What happens from there depends a lot on the consumer/user. It goes two ways:
Platforms, whether social or streaming, advertisers or media sites continue to up their output produced, in part or entirely, by AI. We, as the consumer, eat it up, saying "please sir, can I have some more.” Engagement metrics stay the same or go up, opening the floodgates for this era to become permanent.
Platforms, whether social or streaming, advertisers or media sites continue to up their output produced, in part or entirely, by AI. We as the consumer say, "hey, go fuck yourself." Engagement metrics drop, impacting stock prices and values, causing panic in boardrooms with execs left sweating, forcing platforms and services to dial it all back.
Of course, the power isn't totally in our hands. Many of our tech overlords and execs are going to pursue the slop come hell or high water because their businesses have invested so much, leaving them sitting on a precarious house of cards that needs generative AI to generate something actually useful—money.
But we do have a say.
We can turn down the next serving of slop. We can pursue things that actually bring us joy, not what we're told to consume. We can try, as hard as it is, to curate our own feeds and interests and ignore algorithm-driven, AI-generated sludge. We've seen it before: backlash to adverts, branding, or business pivots that have successfully forced a company or platform to change tack. We've also seen what happens when we say "yes please" to another helping of shit. Think subscription services that show ads; once we showed Netflix, it was okay; look where we ended up. Or when it became clear Meta was bleeding us dry of data points, and yet, billions still use the platform, signaling that we really don't give two fucks about it.
We're truly in an era of slop.
How long this era of slop lasts, well, that's up to us.
As 'solutions' go, there's a need for some hardcore accountability. The sort that addicts are faced with in any program designed to get them 'off' of their substance of choice.
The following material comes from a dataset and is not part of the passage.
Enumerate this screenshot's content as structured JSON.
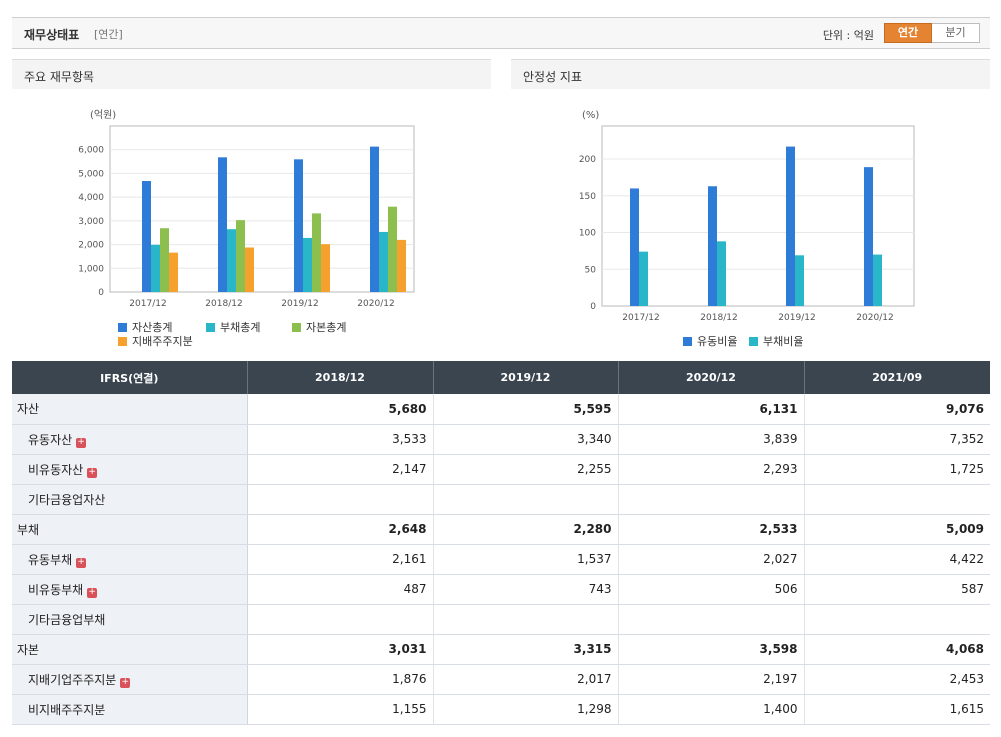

People are willing to complain about all this, highlighting in detail what's 'wrong,' then turn right around and click back into the slop. I'm unsure how that cycle will eventually break, but posts like yours, Stephen, are a start. Keep the inquiry humming!
My husband and I have been watching videos on YouTube on New Zealand I was previously blissfully unaware of how many horrible completely AI-generated travel videos there are. Like…”photos” of a Time Square-esque city block in a video about Wellington. What is the goal here? I don’t understand. Slop for slop’s sake.